When Vice President-elect Kamala Harris entered history dressed all in white at the Chase Center in Delaware,  she honored this tradition and all the women that had come before and gave hope to little girls of color watching her the world over.

Harris is made of firsts: the first woman and the first woman of color to be vice president, the first woman of South Asian descent, and the Caribbean and the first daughter of immigrants. She graced the moment with a message that was both personal and political. “While I may be the first woman in this office, I will not be the last because every little girl watching tonight sees that this is a country of possibilities,” she said. 

Harris gave symbolism to her words by wearing a white pantsuit with a pussy bow, not her usual attire since she joined Joe Biden as his running mate she wore Converse sneakers and a pair of Timba boots on the campaign trail. These two garments are synonymous with women’s rights; clothing in white meant, according to a 1913 mission statement for the Congressional Union for Woman Suffrage, “the quality of our purpose.”

The white pantsuit was a tip of the hat to Hillary Clinton, who wore it as she accepted the Democratic nomination for president in 2016; to Shirley Chislom, who in 1968 wore white when she became the first African American woman elected to Congress and Geraldine Ferraro, who opted for a white suit for her acceptance speech as the first female vice-presidential candidate on a major party ticket in 1984. 

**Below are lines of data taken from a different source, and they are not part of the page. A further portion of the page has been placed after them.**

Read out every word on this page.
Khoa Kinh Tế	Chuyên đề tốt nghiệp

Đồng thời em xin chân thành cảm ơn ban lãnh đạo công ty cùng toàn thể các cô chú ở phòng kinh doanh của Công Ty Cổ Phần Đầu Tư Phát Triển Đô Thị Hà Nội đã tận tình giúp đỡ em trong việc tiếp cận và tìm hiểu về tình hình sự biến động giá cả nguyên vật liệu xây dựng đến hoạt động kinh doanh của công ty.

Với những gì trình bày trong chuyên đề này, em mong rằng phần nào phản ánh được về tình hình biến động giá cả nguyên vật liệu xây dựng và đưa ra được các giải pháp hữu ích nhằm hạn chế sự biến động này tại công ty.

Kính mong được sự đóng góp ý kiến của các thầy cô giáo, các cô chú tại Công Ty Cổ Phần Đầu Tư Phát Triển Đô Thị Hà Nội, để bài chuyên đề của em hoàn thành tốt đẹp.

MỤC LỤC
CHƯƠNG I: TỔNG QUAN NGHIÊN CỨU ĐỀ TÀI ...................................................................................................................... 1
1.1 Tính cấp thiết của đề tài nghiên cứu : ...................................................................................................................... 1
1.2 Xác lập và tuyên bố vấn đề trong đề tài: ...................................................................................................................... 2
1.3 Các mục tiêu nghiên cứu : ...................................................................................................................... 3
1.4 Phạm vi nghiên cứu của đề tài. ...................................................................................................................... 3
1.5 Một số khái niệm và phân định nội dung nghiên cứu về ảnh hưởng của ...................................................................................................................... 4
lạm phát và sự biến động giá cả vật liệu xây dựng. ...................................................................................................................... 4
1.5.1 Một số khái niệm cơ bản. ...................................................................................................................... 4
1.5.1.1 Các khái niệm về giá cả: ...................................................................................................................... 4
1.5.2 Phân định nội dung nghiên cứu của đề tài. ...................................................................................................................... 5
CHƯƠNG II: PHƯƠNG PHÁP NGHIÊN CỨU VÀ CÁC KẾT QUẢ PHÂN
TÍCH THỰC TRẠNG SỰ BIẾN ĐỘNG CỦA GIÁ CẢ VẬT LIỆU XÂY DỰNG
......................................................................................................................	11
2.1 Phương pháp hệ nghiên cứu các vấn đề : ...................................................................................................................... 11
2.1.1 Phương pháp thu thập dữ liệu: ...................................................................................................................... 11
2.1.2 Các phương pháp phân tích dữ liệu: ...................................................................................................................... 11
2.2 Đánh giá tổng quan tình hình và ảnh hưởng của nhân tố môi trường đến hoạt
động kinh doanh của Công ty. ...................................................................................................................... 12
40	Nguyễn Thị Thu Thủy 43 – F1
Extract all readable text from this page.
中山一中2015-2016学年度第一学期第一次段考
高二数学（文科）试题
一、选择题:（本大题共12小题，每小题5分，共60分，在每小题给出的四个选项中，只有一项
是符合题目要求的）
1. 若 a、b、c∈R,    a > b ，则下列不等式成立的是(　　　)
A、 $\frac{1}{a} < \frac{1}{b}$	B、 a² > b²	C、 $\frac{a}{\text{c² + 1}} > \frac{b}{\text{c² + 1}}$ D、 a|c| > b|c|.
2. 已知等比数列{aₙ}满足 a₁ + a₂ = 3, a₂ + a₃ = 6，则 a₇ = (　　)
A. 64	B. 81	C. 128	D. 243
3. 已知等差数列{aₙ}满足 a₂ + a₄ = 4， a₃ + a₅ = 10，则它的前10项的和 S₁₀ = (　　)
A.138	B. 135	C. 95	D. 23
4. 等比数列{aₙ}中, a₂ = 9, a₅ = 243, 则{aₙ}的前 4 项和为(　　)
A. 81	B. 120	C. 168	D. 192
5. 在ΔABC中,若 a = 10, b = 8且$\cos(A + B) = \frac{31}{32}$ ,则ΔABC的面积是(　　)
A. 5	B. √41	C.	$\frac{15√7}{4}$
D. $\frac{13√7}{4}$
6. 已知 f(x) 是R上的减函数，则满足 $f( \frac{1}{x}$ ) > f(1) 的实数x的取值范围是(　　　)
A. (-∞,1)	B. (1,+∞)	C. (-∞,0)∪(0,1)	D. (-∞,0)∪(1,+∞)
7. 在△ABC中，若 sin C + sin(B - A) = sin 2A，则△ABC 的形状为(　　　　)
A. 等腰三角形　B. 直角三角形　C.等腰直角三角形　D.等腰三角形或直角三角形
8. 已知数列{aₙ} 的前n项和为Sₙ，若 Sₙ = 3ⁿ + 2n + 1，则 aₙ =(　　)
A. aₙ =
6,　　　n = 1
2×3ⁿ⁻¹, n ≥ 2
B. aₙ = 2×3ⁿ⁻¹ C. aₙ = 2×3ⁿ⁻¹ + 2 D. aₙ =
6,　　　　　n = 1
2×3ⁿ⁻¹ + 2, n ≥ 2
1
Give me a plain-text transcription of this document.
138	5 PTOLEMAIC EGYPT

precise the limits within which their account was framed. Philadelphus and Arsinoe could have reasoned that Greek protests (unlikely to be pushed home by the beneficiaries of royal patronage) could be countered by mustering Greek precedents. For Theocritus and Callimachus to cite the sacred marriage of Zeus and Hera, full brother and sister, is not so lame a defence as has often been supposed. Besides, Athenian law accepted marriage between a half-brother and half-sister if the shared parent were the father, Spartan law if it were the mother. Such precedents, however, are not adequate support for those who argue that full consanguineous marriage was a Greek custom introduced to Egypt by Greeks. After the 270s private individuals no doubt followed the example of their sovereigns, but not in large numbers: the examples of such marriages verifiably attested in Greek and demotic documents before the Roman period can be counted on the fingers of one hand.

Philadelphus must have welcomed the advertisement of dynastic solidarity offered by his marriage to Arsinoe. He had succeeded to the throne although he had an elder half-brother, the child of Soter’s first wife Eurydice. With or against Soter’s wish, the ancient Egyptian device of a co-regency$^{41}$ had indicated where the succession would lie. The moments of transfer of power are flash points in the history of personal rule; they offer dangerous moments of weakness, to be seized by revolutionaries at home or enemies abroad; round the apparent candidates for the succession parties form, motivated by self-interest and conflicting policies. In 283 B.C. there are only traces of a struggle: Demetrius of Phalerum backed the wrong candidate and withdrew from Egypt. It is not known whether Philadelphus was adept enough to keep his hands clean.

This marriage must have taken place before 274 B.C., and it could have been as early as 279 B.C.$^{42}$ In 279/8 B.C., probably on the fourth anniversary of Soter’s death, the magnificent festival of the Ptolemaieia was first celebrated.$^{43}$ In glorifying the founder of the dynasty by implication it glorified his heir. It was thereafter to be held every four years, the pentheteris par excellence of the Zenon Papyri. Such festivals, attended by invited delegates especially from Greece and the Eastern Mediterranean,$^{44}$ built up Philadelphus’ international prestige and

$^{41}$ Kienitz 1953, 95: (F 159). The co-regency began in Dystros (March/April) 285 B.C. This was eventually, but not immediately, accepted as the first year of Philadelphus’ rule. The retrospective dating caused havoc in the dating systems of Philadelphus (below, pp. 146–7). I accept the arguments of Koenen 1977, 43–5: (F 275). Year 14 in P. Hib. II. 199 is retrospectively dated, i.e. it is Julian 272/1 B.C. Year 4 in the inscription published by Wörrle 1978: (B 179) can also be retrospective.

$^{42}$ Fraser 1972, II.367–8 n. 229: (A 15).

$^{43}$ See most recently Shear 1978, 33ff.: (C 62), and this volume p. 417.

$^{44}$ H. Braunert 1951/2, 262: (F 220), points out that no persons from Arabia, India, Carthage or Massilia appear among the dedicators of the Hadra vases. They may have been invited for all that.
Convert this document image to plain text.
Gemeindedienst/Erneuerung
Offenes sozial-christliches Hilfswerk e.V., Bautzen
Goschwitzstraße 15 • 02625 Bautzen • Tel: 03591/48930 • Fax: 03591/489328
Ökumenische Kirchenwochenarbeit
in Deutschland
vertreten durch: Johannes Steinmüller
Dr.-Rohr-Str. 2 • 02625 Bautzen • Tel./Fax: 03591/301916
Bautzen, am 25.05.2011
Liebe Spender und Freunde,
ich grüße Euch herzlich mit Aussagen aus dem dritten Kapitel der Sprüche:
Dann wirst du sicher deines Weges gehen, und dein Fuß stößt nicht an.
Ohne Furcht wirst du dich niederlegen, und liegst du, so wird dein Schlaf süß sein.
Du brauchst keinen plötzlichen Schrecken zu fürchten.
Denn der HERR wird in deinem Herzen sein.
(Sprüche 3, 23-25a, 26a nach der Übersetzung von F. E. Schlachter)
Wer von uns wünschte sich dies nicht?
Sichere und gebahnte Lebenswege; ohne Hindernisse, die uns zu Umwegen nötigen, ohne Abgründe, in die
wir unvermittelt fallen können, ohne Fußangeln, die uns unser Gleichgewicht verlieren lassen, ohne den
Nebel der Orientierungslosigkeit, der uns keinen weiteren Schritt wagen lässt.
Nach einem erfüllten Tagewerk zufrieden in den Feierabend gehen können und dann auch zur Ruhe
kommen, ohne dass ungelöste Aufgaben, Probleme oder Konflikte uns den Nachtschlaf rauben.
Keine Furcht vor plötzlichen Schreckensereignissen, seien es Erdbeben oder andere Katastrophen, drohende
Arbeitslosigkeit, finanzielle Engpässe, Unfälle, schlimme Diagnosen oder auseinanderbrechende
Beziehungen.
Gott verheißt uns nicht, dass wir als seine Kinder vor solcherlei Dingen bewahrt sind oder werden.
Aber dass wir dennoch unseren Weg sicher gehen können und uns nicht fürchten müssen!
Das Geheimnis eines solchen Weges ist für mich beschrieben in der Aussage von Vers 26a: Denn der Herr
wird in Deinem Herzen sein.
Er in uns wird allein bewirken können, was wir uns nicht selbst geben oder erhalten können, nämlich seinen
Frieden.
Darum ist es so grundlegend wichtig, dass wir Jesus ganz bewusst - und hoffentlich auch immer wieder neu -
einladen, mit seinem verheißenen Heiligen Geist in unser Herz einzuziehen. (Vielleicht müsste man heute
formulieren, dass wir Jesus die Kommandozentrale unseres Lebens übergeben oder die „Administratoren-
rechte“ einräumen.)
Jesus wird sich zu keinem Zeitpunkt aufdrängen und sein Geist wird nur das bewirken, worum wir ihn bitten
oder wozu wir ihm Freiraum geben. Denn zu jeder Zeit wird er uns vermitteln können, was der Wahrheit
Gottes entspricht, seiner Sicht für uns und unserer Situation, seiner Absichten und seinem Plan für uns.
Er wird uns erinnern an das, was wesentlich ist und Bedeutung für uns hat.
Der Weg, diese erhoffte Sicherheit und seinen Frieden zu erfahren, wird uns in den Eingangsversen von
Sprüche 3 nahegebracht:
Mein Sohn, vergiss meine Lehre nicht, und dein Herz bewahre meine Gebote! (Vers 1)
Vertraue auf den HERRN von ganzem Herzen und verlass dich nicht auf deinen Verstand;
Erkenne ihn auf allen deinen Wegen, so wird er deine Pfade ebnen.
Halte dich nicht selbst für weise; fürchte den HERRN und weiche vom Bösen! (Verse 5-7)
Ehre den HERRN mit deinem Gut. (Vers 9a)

The pussy bow made iconic by Coco Chanel and an essential piece of Yves Saint Laurent’s original Le Smoking suit became the working woman’s uniform of the 1980s (you can almost hear Carly Simon’s “New Jerusalem” in the background.) Harris wearing it to complete her white suit, designed by the Venezuelan-American designer Carolina Herrera (Joe Biden wore  Dominican designer Oscar de la Renta) was the redemption of the bow, discredited by First Lady Melania Trump, who wore a Gucci hot pink “pussy bow” blouse, in what seemed like a response to her husband’s leaked “grab them by the pussy” video.  

Not so these modern-day women who are crashing barriers left and right. “I wore all-white today to honor the women who paved the path before me and for all the women yet to come. From suffragettes to Shirley Chisholm, I wouldn’t be here if it wasn’t for the mothers of the movement,” Ocasio-Cortez tweeted after swearing-in as the youngest member of Congress.

The Democratic women of Congress have made the white pantsuit (and in some cases the pussy bow) a mark of the rise of women in government as well as a slash of signature red lipstick. That sea of white at the State of the Union address that met the gaze of President Donald Trump and Vice President Mike Pence was a female fist in the air.

When I see the pantsuit, I also think of Hollywood stars like Marlene Dietrich and Katharine Hepburn, who wore menswear as if it were a second skin, and with an attitude to match. Or the Mexican actress Maria Felix,  the standard-bearer for Latina feminists, with her oversized blazers, boots with dresses, and razor-sharp wit.

It shouldn’t have to matter what a woman in political power wears, but it does. So we should use it. Use it to make a point, to frame history, and to move forward. Here is where fashion becomes political. 

As Diana Vreeland, this century’s most formidable arbiter of elegance, said:

“Fashion is part of the daily air, and it changes all the time, with all the events. You can even see the approaching of a revolution in clothes. You can see and feel everything in clothes.”